The workflow directly addresses the bottleneck of conventional iterative ptychography, whose throughput cannot keep pace with modern detector data rates that are doubling annually. By deploying a compact, accurate surrogate model at the edge, the system provides low-latency inference and real-time feedback to enable experimental steering. Continual learning ensures that performance improves throughout the experiment and adapts to previously unseen features. The approach significantly reduces dose and acquisition time by removing oversampling constraints and allowing sparse sampling, which is particularly beneficial for dose-sensitive materials. A resource-aware strategy minimizes HPC usage by retraining only when AI–iterative discrepancies exceed defined thresholds, while retaining the ability to detect distribution shifts via periodic validation. The demonstrated throughput indicates feasibility for next-generation beamlines and advanced electron microscopes, with performance ultimately bounded by network and edge hardware limits; however, scaling to more capable GPUs suggests ample headroom. The method’s accuracy is linked to the fidelity of iterative labels and the similarity between experimental conditions and the training distribution (e.g., refractive index range and probe), guiding practical deployment and retraining policies.

Conclusion

This work demonstrates, for the first time, real-time coherent imaging via deep learning at the edge for X-ray ptychography, achieving live phase retrieval up to 2 kHz with high fidelity to iterative methods. The AI-enabled workflow eliminates oversampling constraints, enabling sparse sampling for substantial dose reduction and increased area coverage, while continual learning adapts the model during acquisition. Integration with HPC for periodic labeling and training, plus edge acceleration (TensorRT), yields a scalable, automated solution for next-generation light sources.
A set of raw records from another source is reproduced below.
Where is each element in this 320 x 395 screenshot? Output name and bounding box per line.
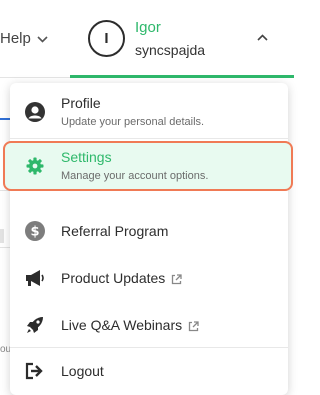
menu-item-label: Profile bbox=[61, 95, 101, 111]
svg-text:$: $ bbox=[30, 225, 39, 240]
help-menu-button[interactable]: Help bbox=[0, 30, 48, 47]
rocket-icon bbox=[24, 314, 46, 336]
menu-item-live-qa-webinars[interactable]: Live Q&A Webinars bbox=[10, 314, 288, 336]
menu-item-sublabel: Manage your account options. bbox=[61, 170, 209, 182]
menu-item-profile[interactable]: Profile Update your personal details. bbox=[10, 95, 288, 129]
gear-icon bbox=[24, 155, 46, 177]
user-circle-icon bbox=[24, 101, 46, 123]
menu-item-label: Live Q&A Webinars bbox=[61, 317, 183, 333]
megaphone-icon bbox=[24, 267, 46, 289]
menu-item-label: Logout bbox=[61, 363, 104, 379]
menu-item-referral-program[interactable]: $ Referral Program bbox=[10, 220, 288, 242]
user-dropdown-menu: Profile Update your personal details. Se… bbox=[3, 83, 293, 395]
dollar-circle-icon: $ bbox=[24, 220, 46, 242]
avatar: I bbox=[88, 20, 125, 57]
external-link-icon bbox=[172, 274, 182, 284]
external-link-icon bbox=[188, 321, 199, 331]
logout-icon bbox=[24, 360, 46, 382]
chevron-down-icon bbox=[37, 32, 48, 46]
user-name: Igor bbox=[135, 19, 161, 36]
menu-divider bbox=[10, 347, 288, 348]
top-bar: Help I Igor syncspajda bbox=[0, 0, 294, 78]
chevron-up-icon bbox=[257, 28, 268, 45]
menu-item-logout[interactable]: Logout bbox=[10, 360, 288, 382]
menu-item-sublabel: Update your personal details. bbox=[61, 116, 205, 128]
menu-item-label: Referral Program bbox=[61, 223, 169, 239]
background-line bbox=[0, 118, 10, 120]
background-line bbox=[0, 229, 4, 243]
user-menu-button[interactable]: I Igor syncspajda bbox=[70, 0, 294, 78]
menu-divider bbox=[10, 138, 288, 139]
user-handle: syncspajda bbox=[135, 42, 206, 58]
menu-item-label: Product Updates bbox=[61, 270, 166, 286]
menu-item-product-updates[interactable]: Product Updates bbox=[10, 267, 288, 289]
menu-item-settings[interactable]: Settings Manage your account options. bbox=[3, 141, 293, 191]
menu-item-label: Settings bbox=[61, 149, 112, 165]
help-label: Help bbox=[0, 30, 31, 47]
background-line bbox=[0, 247, 10, 248]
Future directions include improving robustness across broader sample and probe variations, reusing models across experiments (e.g., fairMDS-like strategies), enhancing edge/network infrastructure for higher data rates, extending to other coherent imaging modalities (including electrons), and deeper integration into autonomous experimental frameworks.

Limitations

- Dependence on iterative labels: Final accuracy is bounded by the quality of iterative phase retrieval used for training; biases or errors propagate to the AI inference. - Domain specificity: The network is trained for samples within a given refractive index range and a fixed illumination probe; significant deviations require retraining to maintain accuracy. - Count-rate sensitivity: The model is resilient to count-rate variations up to ~16×; at ~40× variation the stitched inference becomes unreliable. - Need for initial high-quality data: Early in an experiment, high-overlap, higher-count scans and iterative retrieval are required to bootstrap training; removing overlap later limits the ability to continue iterative labeling and thus continual learning. - System bottlenecks: Inference throughput can be constrained by detector control computer networking (e.g., 1 Gbps), and pre-/post-processing overheads not included in reported inference times. - Generalizability: While robust within the trained domain, generalization to drastically different samples, probes, or detector configurations may be limited without adaptation/retraining.